Este curso tem por objetivo oferecer um panorama dos mitos das sociedades

indígenas que vivem no Brasil. É breve e pouco tem de sistemático. Apoia-se sobretudo

em minha experiência com o tema. Por isso, retira seus exemplos sobretudo das

sociedades craô e marubo, com as quais tive contato direto.

Antes de passar à interpretação dos mitos, convém dizer algumas palavras sobre

dois autores que tiveram grande influência nos estudos sobre mitos da segunda metade do

século XX.

Malinowski

Um desses autores foi Bronislaw Malinowski. Ele reuniu suas ideias sobre mito no

ensaio Myth in Primitive Psychology, publicado pela primeira vez em 1926, e do qual

existe tradução para o espanhol no volume Estudios de Psicologia Primitiva (Buenos

Aires: Paidos, 1949).

Malinowski inicia esse trabalho distinguindo três conjuntos de teorias referentes a

mitos. Um deles seria a escola de mitologia da natureza, segundo a qual os mitos

constituiriam tentativas de explicar os fenômenos naturais. Dentro dessa escola havia

divergências, admitindo certos pesquisadores que a Lua seria o principal motivo

estimulador dos mitos; entre eles se contaria Paul Ehrenreich (que no século passado

esteve no alto Xingu, na ilha de Bananal e no rio Purus). Outros, entre os quais o

africanista Leo Frobenius, tinham o Sol como foco da atenção dos mitos. E havia ainda

os estudiosos que associavam os mitos a fenômenos meteorológicos.
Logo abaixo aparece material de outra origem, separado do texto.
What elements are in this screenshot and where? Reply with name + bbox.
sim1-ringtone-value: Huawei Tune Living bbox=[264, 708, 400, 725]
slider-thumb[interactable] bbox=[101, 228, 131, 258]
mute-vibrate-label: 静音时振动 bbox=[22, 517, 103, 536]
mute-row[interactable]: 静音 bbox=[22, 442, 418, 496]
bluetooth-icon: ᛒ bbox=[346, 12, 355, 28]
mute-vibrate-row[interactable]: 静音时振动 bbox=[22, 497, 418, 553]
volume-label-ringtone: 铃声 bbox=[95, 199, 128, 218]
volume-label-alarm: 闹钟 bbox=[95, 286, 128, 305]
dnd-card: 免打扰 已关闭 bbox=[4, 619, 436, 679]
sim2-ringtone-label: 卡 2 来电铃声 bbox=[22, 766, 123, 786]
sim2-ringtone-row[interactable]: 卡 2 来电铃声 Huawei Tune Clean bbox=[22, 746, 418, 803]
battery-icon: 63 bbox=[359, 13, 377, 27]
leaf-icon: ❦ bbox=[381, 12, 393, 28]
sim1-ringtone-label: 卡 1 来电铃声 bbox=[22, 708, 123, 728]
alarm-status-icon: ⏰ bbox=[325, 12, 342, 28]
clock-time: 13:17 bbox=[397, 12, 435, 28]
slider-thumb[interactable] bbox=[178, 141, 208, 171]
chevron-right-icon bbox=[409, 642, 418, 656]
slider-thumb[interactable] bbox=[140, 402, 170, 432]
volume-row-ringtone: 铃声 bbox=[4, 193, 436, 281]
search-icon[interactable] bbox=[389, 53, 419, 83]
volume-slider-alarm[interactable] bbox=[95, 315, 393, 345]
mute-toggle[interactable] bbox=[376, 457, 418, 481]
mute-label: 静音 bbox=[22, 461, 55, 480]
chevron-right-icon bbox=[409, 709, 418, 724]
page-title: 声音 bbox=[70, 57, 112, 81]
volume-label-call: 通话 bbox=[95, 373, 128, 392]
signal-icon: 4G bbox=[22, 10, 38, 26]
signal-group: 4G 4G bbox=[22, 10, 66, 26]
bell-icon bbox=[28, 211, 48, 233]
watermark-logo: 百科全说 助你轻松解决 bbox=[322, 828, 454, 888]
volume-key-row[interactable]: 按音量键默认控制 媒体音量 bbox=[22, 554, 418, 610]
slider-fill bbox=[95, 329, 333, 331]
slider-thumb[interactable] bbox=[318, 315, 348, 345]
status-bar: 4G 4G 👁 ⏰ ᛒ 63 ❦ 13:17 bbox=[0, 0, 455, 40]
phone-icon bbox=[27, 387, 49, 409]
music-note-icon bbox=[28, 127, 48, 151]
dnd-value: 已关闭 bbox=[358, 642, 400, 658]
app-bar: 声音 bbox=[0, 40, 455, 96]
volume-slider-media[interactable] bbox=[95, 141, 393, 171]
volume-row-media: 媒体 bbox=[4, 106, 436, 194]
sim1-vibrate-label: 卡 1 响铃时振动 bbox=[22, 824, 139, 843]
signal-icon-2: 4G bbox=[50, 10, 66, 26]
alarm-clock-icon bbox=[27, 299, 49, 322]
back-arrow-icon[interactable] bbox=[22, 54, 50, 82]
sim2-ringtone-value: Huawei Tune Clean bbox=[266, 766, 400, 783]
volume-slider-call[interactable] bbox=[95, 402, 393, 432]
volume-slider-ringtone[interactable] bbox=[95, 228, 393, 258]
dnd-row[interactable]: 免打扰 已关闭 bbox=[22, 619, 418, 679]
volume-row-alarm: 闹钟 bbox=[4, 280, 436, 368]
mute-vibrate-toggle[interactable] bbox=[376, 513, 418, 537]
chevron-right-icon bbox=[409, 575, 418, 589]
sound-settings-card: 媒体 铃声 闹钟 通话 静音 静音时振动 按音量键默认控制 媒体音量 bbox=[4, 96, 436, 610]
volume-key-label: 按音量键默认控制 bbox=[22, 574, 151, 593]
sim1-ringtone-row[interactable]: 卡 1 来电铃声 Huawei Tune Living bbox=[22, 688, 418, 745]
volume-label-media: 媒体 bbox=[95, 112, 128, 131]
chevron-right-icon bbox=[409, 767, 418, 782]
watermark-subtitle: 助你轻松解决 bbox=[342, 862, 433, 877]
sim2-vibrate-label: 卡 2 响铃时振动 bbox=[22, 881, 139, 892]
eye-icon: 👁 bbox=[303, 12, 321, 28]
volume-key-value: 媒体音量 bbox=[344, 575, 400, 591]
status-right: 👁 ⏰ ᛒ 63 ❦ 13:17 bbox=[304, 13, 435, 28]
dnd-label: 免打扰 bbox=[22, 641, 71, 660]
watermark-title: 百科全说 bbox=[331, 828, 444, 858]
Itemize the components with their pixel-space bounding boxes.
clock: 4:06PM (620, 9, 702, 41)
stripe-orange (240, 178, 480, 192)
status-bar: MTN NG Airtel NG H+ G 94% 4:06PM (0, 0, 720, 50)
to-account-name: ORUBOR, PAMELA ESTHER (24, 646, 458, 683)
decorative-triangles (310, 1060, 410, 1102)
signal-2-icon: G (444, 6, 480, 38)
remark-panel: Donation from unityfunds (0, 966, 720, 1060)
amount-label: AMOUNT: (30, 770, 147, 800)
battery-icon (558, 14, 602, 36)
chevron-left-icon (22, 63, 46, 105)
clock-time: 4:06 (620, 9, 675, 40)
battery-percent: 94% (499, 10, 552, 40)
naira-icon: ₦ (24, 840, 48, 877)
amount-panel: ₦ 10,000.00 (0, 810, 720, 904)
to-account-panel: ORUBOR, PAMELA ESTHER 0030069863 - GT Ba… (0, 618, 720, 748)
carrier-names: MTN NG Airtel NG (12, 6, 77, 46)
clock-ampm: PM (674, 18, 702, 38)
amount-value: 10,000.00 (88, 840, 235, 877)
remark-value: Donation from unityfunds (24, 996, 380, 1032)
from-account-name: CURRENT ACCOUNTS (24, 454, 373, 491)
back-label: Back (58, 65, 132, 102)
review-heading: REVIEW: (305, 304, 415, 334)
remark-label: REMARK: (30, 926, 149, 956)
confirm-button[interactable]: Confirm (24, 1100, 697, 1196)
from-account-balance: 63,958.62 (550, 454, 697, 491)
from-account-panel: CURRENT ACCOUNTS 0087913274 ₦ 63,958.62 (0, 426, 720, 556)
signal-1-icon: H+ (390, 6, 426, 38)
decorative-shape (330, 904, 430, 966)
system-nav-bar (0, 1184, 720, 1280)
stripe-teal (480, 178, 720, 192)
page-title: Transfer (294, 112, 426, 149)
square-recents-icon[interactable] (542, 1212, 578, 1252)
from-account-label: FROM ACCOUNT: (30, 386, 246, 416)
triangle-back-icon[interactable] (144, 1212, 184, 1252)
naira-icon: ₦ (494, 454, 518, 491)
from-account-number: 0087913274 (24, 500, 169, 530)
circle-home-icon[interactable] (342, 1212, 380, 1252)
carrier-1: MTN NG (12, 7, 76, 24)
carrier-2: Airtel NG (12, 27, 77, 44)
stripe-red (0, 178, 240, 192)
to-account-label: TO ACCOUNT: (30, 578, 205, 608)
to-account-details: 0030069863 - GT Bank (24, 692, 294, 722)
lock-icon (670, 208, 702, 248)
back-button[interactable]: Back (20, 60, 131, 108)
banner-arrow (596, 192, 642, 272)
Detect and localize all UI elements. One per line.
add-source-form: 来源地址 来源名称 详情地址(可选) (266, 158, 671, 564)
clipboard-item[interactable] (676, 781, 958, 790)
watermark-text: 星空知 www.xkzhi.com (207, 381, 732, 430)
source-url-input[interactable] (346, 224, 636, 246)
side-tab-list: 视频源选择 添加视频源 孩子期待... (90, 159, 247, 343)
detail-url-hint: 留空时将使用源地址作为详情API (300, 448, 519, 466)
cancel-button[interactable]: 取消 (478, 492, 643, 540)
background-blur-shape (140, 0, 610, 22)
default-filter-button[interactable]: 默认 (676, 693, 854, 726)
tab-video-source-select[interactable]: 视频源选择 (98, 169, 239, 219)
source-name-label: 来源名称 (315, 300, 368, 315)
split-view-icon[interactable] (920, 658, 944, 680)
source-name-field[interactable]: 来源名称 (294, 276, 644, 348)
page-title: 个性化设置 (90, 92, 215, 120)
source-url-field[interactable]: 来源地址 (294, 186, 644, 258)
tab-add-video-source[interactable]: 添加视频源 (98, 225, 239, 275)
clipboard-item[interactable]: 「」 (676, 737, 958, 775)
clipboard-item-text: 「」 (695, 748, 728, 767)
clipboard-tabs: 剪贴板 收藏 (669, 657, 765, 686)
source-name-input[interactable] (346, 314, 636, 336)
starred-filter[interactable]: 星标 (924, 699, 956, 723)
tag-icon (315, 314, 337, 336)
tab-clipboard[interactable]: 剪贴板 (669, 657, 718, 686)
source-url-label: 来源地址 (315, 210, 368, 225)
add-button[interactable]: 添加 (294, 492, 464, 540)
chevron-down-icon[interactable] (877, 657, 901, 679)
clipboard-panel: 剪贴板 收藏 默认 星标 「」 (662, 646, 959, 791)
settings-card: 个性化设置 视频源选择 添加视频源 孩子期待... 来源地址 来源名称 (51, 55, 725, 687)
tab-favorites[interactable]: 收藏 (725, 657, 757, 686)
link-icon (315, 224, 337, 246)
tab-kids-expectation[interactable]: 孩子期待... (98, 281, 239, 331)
Esses pesquisadores

faziam parte da Sociedade de Estudos Comparados do Mito, fundada em Berlim em 1906.

Havia também uma escola histórica, presente na Alemanha e nos Estados Unidos, e

da qual Rivers seria o representante na Inglaterra, que tomava o mito como um relato

sagrado equivalente a um repositório verídico do passado.

Malinowski se coloca num terceiro conjunto de pesquisadores, que faz uma íntima

associação entre mito e ritual, entre a tradição sagrada e as normas da estrutura social, ao

qual também pertenceriam o psicólogo Wundt, o sociólogo Durkheim, o antropólogo

Mauss, o historiador Hubert, todos de algum modo influenciados por James Frazer.

Porém, Malinowski quer mais, quer trazer a atenção do leitor para as contribuições do

trabalho de campo, no caso o seu, nas ilhas Trobiand, para o cotidiano da vida dos nativos

que contam os mitos.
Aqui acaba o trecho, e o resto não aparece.